Here is the thread that has me riled up today: http://www.surromomsonline.com/support/showthread.php?t=140507
Many SMO threads get me riled up, some are just worse than others. This one isn’t a surprise. The TS decided not to sign over rights. It sucks for the IPs. Every one is talking about contracts and kidnapping. She can’t force the IF/dad to give up rights so she can be the sole parent. I’m also fairly sure that despite the contract, they can’t force her to give up all rights. I think the only way they could force rights termination is if the other parent was truly not safe and would not work to become safe. I think the best outcome anyone can hope for at this point is shared custody. What a nightmare. I’m sorry the IPs were hurt.
That said, TS contracts in any states aren’t worth the number of trees you kill to print them. It sucks for IPs but it’s reality. There are only like 2 or 3 states that will do a PBO for TS and even in those, she has to be pregnant first and could simply refuse to agree to the PBO. TS is a risk. People jump into TS as fast as GS…but GS is pretty certain. With TS, you only see the failures but those happen more frequently than GS. People should be careful because that contract means very little.
Now, I’m not likely to decide to parent. I have my tubes tied for a very good reason. I don’t want to parent any more children. I can think of only one circumstance that I would question the hypothetical baby going home with her parents. It is unlikely in the extreme and truthfully I don’t want to bring any babies into my home…but I would bring a baby home to protect it if absolutely necessary in one specific circumstance…but still only until social services could be involved. But like I said, that circumstance is unlikely in the extreme; I know my IPs.

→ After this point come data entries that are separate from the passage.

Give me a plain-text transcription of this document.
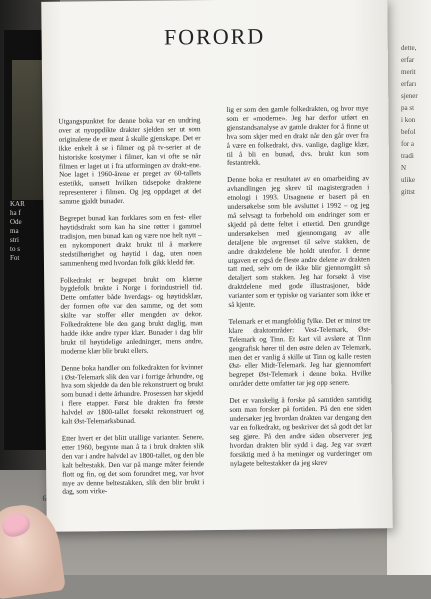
KAR
ha f
Ode
ma
stri
to s
Fot
dette,
erfar
merit
erfarı
sjener
pa st
i kon
befol
for a
tradi
N
ulike
gittst
FORORD

Utgangspunktet for denne boka var en undring over at nyoppdikte drakter sjelden ser ut som originalene de er ment å skulle gjenskape. Det er ikke enkelt å se i filmer og på tv-serier at de historiske kostymer i filmer, kan vi ofte se når filmen er laget ut i fra utformingen av drakt-ene. Noe laget i 1960-årene er preget av 60-tallets estetikk, uansett hvilken tidsepoke draktene representerer i filmen. Og jeg oppdaget at det samme gjaldt bunader.

Begrepet bunad kan forklares som en fest- eller høytidsdrakt som kan ha sine røtter i gammel tradisjon, men bunad kan og være noe helt nytt – en nykomponert drakt brukt til å markere stedstilhørighet og høytid i dag, uten noen sammenheng med hvordan folk gikk kledd før.

Folkedrakt er begrepet brukt om klærne bygdefolk brukte i Norge i forindustriell tid. Dette omfatter både hverdags- og høytidsklær, der formen ofte var den samme, og det som skilte var stoffer eller mengden av dekor. Folkedraktene ble den gang brukt daglig, man hadde ikke andre typer klær. Bunader i dag blir brukt til høytidelige anledninger, mens andre, moderne klær blir brukt ellers.

Denne boka handler om folkedrakten for kvinner i Øst-Telemark slik den var i forrige århundre, og hva som skjedde da den ble rekonstruert og brukt som bunad i dette århundre. Prosessen har skjedd i flere etapper. Først ble drakten fra første halvdel av 1800-tallet forsøkt rekonstruert og kalt Øst-Telemarksbunad.

Etter hvert er det blitt utallige varianter. Senere, etter 1960, begynte man å ta i bruk drakten slik den var i andre halvdel av 1800-tallet, og den ble kalt beltestakk. Den var på mange måter feiende flott og fin, og det som forundret meg, var hvor mye av denne beltestakken, slik den blir brukt i dag, som virke-

lig er som den gamle folkedrakten, og hvor mye som er «moderne». Jeg har derfor utført en gjenstandsanalyse av gamle drakter for å finne ut hva som skjer med en drakt når den går over fra å være en folkedrakt, dvs. vanlige, daglige klær, til å bli en bunad, dvs. brukt kun som festantrekk.

Denne boka er resultatet av en omarbeiding av avhandlingen jeg skrev til magistergraden i etnologi i 1993. Utsagnene er basert på en undersøkelse som ble avsluttet i 1992 – og jeg må selvsagt ta forbehold om endringer som er skjedd på dette feltet i ettertid. Den grundige undersøkelsen med gjennomgang av alle detaljene ble avgrenset til selve stakken, de andre draktdelene ble holdt utenfor. I denne utgaven er også de fleste andre delene av drakten tatt med, selv om de ikke blir gjennomgått så detaljert som stakken. Jeg har forsøkt å vise draktdelene med gode illustrasjoner, både varianter som er typiske og varianter som ikke er så kjente.

Telemark er et mangfoldig fylke. Det er minst tre klare draktområder: Vest-Telemark, Øst-Telemark og Tinn. Et kart vil avsløre at Tinn geografisk hører til den østre delen av Telemark, men det er vanlig å skille ut Tinn og kalle resten Øst- eller Midt-Telemark. Jeg har gjennomført begrepet Øst-Telemark i denne boka. Hvilke områder dette omfatter tar jeg opp senere.

Det er vanskelig å forske på samtiden samtidig som man forsker på fortiden. På den ene siden undersøker jeg hvordan drakten var dengang den var en folkedrakt, og beskriver det så godt det lar seg gjøre. På den andre siden observerer jeg hvordan drakten blir sydd i dag. Jeg var svært forsiktig med å ha meninger og vurderinger om nylagete beltestakker da jeg skrev

6
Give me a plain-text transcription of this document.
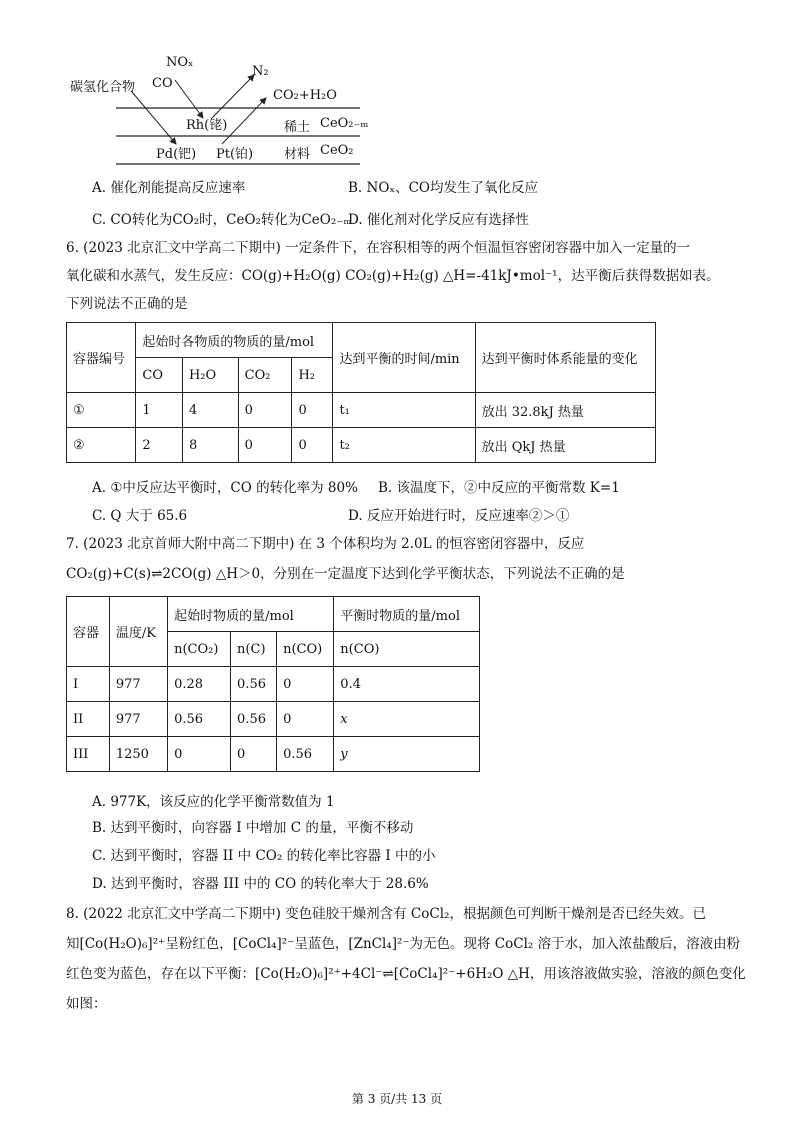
碳氢化合物 CO
NOₓ
N₂
CO₂+H₂O
Rh(铑)	稀土 CeO₂₋ₘ
Pd(钯) Pt(铂) 材料 CeO₂
A. 催化剂能提高反应速率	B. NOₓ、CO均发生了氧化反应
C. CO转化为CO₂时，CeO₂转化为CeO₂₋ₘ
D. 催化剂对化学反应有选择性
6. (2023 北京汇文中学高二下期中) 一定条件下，在容积相等的两个恒温恒容密闭容器中加入一定量的一
氧化碳和水蒸气，发生反应：CO(g)+H₂O(g) CO₂(g)+H₂(g) △H=-41kJ•mol⁻¹，达平衡后获得数据如表。
下列说法不正确的是
容器编号	起始时各物质的物质的量/mol				达到平衡的时间/min	达到平衡时体系能量的变化
	CO	H₂O	CO₂	H₂		
①	1	4	0	0	t₁	放出 32.8kJ 热量
②	2	8	0	0	t₂	放出 QkJ 热量
A. ①中反应达平衡时，CO 的转化率为 80% B. 该温度下，②中反应的平衡常数 K=1
C. Q 大于 65.6	D. 反应开始进行时，反应速率②＞①
7. (2023 北京首师大附中高二下期中) 在 3 个体积均为 2.0L 的恒容密闭容器中，反应
CO₂(g)+C(s)⇌2CO(g) △H＞0，分别在一定温度下达到化学平衡状态，下列说法不正确的是
容器	温度/K	起始时物质的量/mol			平衡时物质的量/mol
		n(CO₂)	n(C)	n(CO)	n(CO)
I	977	0.28	0.56	0	0.4
II	977	0.56	0.56	0	x
III	1250	0	0	0.56	y
A. 977K，该反应的化学平衡常数值为 1
B. 达到平衡时，向容器 I 中增加 C 的量，平衡不移动
C. 达到平衡时，容器 II 中 CO₂ 的转化率比容器 I 中的小
D. 达到平衡时，容器 III 中的 CO 的转化率大于 28.6%
8. (2022 北京汇文中学高二下期中) 变色硅胶干燥剂含有 CoCl₂，根据颜色可判断干燥剂是否已经失效。已
知[Co(H₂O)₆]²⁺呈粉红色，[CoCl₄]²⁻呈蓝色，[ZnCl₄]²⁻为无色。现将 CoCl₂ 溶于水，加入浓盐酸后，溶液由粉
红色变为蓝色，存在以下平衡：[Co(H₂O)₆]²⁺+4Cl⁻⇌[CoCl₄]²⁻+6H₂O △H，用该溶液做实验，溶液的颜色变化
如图：
第 3 页/共 13 页
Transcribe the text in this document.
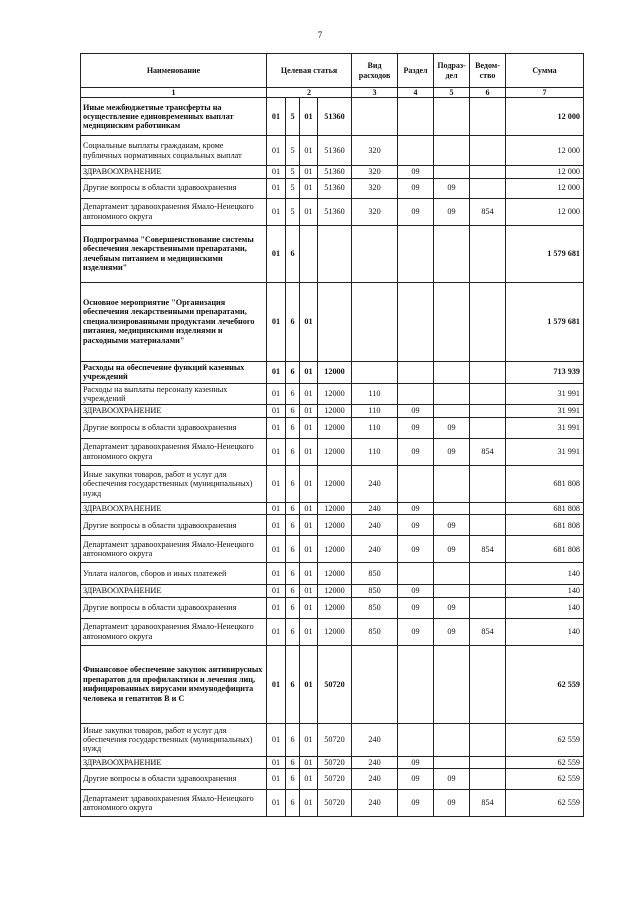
7
Наименование	Целевая статья				Вид расходов	Раздел	Подраз-дел	Ведом-ство	Сумма
1	2				3	4	5	6	7
Иные межбюджетные трансферты на осуществление единовременных выплат медицинским работникам	01	5	01	51360					12 000
Социальные выплаты гражданам, кроме публичных нормативных социальных выплат	01	5	01	51360	320				12 000
ЗДРАВООХРАНЕНИЕ	01	5	01	51360	320	09			12 000
Другие вопросы в области здравоохранения	01	5	01	51360	320	09	09		12 000
Департамент здравоохранения Ямало-Ненецкого автономного округа	01	5	01	51360	320	09	09	854	12 000
Подпрограмма "Совершенствование системы обеспечения лекарственными препаратами, лечебным питанием и медицинскими изделиями"	01	6							1 579 681
Основное мероприятие "Организация обеспечения лекарственными препаратами, специализированными продуктами лечебного питания, медицинскими изделиями и расходными материалами"	01	6	01						1 579 681
Расходы на обеспечение функций казенных учреждений	01	6	01	12000					713 939
Расходы на выплаты персоналу казенных учреждений	01	6	01	12000	110				31 991
ЗДРАВООХРАНЕНИЕ	01	6	01	12000	110	09			31 991
Другие вопросы в области здравоохранения	01	6	01	12000	110	09	09		31 991
Департамент здравоохранения Ямало-Ненецкого автономного округа	01	6	01	12000	110	09	09	854	31 991
Иные закупки товаров, работ и услуг для обеспечения государственных (муниципальных) нужд	01	6	01	12000	240				681 808
ЗДРАВООХРАНЕНИЕ	01	6	01	12000	240	09			681 808
Другие вопросы в области здравоохранения	01	6	01	12000	240	09	09		681 808
Департамент здравоохранения Ямало-Ненецкого автономного округа	01	6	01	12000	240	09	09	854	681 808
Уплата налогов, сборов и иных платежей	01	6	01	12000	850				140
ЗДРАВООХРАНЕНИЕ	01	6	01	12000	850	09			140
Другие вопросы в области здравоохранения	01	6	01	12000	850	09	09		140
Департамент здравоохранения Ямало-Ненецкого автономного округа	01	6	01	12000	850	09	09	854	140
Финансовое обеспечение закупок антивирусных препаратов для профилактики и лечения лиц, инфицированных вирусами иммунодефицита человека и гепатитов B и C	01	6	01	50720					62 559
Иные закупки товаров, работ и услуг для обеспечения государственных (муниципальных) нужд	01	6	01	50720	240				62 559
ЗДРАВООХРАНЕНИЕ	01	6	01	50720	240	09			62 559
Другие вопросы в области здравоохранения	01	6	01	50720	240	09	09		62 559
Департамент здравоохранения Ямало-Ненецкого автономного округа	01	6	01	50720	240	09	09	854	62 559
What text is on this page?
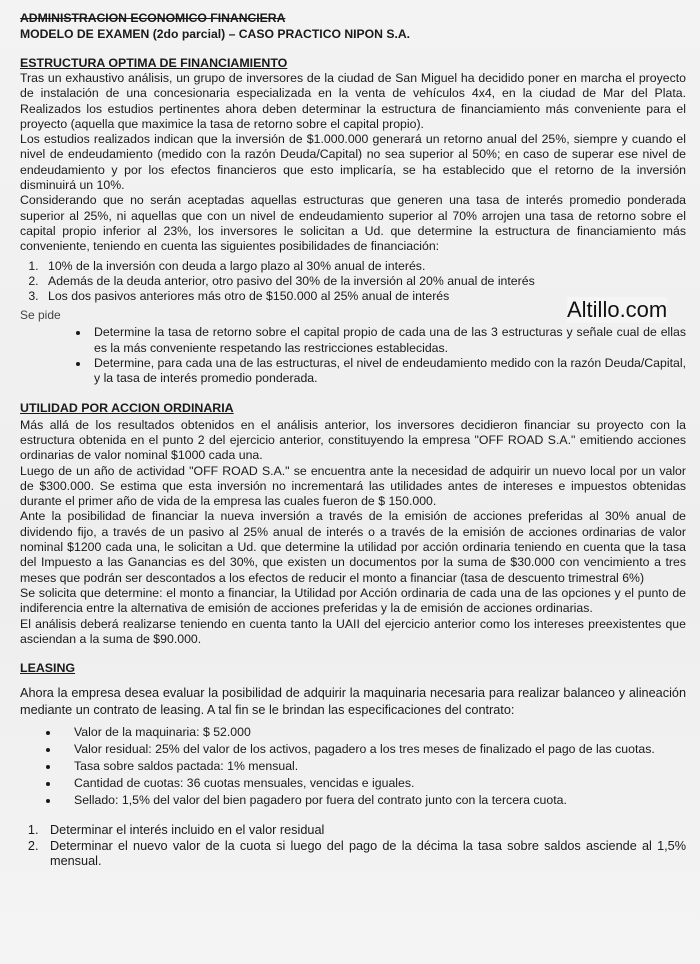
ADMINISTRACION ECONOMICO FINANCIERA
MODELO DE EXAMEN (2do parcial) – CASO PRACTICO NIPON S.A.
ESTRUCTURA OPTIMA DE FINANCIAMIENTO

Tras un exhaustivo análisis, un grupo de inversores de la ciudad de San Miguel ha decidido poner en marcha el proyecto de instalación de una concesionaria especializada en la venta de vehículos 4x4, en la ciudad de Mar del Plata. Realizados los estudios pertinentes ahora deben determinar la estructura de financiamiento más conveniente para el proyecto (aquella que maximice la tasa de retorno sobre el capital propio).

Los estudios realizados indican que la inversión de $1.000.000 generará un retorno anual del 25%, siempre y cuando el nivel de endeudamiento (medido con la razón Deuda/Capital) no sea superior al 50%; en caso de superar ese nivel de endeudamiento y por los efectos financieros que esto implicaría, se ha establecido que el retorno de la inversión disminuirá un 10%.

Considerando que no serán aceptadas aquellas estructuras que generen una tasa de interés promedio ponderada superior al 25%, ni aquellas que con un nivel de endeudamiento superior al 70% arrojen una tasa de retorno sobre el capital propio inferior al 23%, los inversores le solicitan a Ud. que determine la estructura de financiamiento más conveniente, teniendo en cuenta las siguientes posibilidades de financiación:

1. 10% de la inversión con deuda a largo plazo al 30% anual de interés.
2. Además de la deuda anterior, otro pasivo del 30% de la inversión al 20% anual de interés
3. Los dos pasivos anteriores más otro de $150.000 al 25% anual de interés
Se pide
• Determine la tasa de retorno sobre el capital propio de cada una de las 3 estructuras y señale cual de ellas es la más conveniente respetando las restricciones establecidas.
• Determine, para cada una de las estructuras, el nivel de endeudamiento medido con la razón Deuda/Capital, y la tasa de interés promedio ponderada.
UTILIDAD POR ACCION ORDINARIA

Más allá de los resultados obtenidos en el análisis anterior, los inversores decidieron financiar su proyecto con la estructura obtenida en el punto 2 del ejercicio anterior, constituyendo la empresa "OFF ROAD S.A." emitiendo acciones ordinarias de valor nominal $1000 cada una.

Luego de un año de actividad "OFF ROAD S.A." se encuentra ante la necesidad de adquirir un nuevo local por un valor de $300.000. Se estima que esta inversión no incrementará las utilidades antes de intereses e impuestos obtenidas durante el primer año de vida de la empresa las cuales fueron de $ 150.000.

Ante la posibilidad de financiar la nueva inversión a través de la emisión de acciones preferidas al 30% anual de dividendo fijo, a través de un pasivo al 25% anual de interés o a través de la emisión de acciones ordinarias de valor nominal $1200 cada una, le solicitan a Ud. que determine la utilidad por acción ordinaria teniendo en cuenta que la tasa del Impuesto a las Ganancias es del 30%, que existen un documentos por la suma de $30.000 con vencimiento a tres meses que podrán ser descontados a los efectos de reducir el monto a financiar (tasa de descuento trimestral 6%)

Se solicita que determine: el monto a financiar, la Utilidad por Acción ordinaria de cada una de las opciones y el punto de indiferencia entre la alternativa de emisión de acciones preferidas y la de emisión de acciones ordinarias.

El análisis deberá realizarse teniendo en cuenta tanto la UAII del ejercicio anterior como los intereses preexistentes que asciendan a la suma de $90.000.

LEASING

Ahora la empresa desea evaluar la posibilidad de adquirir la maquinaria necesaria para realizar balanceo y alineación mediante un contrato de leasing. A tal fin se le brindan las especificaciones del contrato:

• Valor de la maquinaria: $ 52.000
• Valor residual: 25% del valor de los activos, pagadero a los tres meses de finalizado el pago de las cuotas.
• Tasa sobre saldos pactada: 1% mensual.
• Cantidad de cuotas: 36 cuotas mensuales, vencidas e iguales.
• Sellado: 1,5% del valor del bien pagadero por fuera del contrato junto con la tercera cuota.
1. Determinar el interés incluido en el valor residual
2. Determinar el nuevo valor de la cuota si luego del pago de la décima la tasa sobre saldos asciende al 1,5% mensual.
Altillo.com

What circumstance? Abuse to the existing child/children in the family. I’d call social services but I wouldn’t want the baby to go there until they had been cleared of abuse. Or wait - I thought of a second but related circumstance: if the existing child/children are removed from the family by social services during pregnancy, I would probably argue to keep the baby with me rather than let it go into the foster system until the parents can sort through their issues…and even then, I might hesitate.
Does that make me a bad TS who will break my contract? I guess so…but I’m okay with that. I’d rather be a bad TS than have a child come back later and ask why I sent them to parents that were known to be abusive. It won’t happen with J&S; they’re wonderful parents.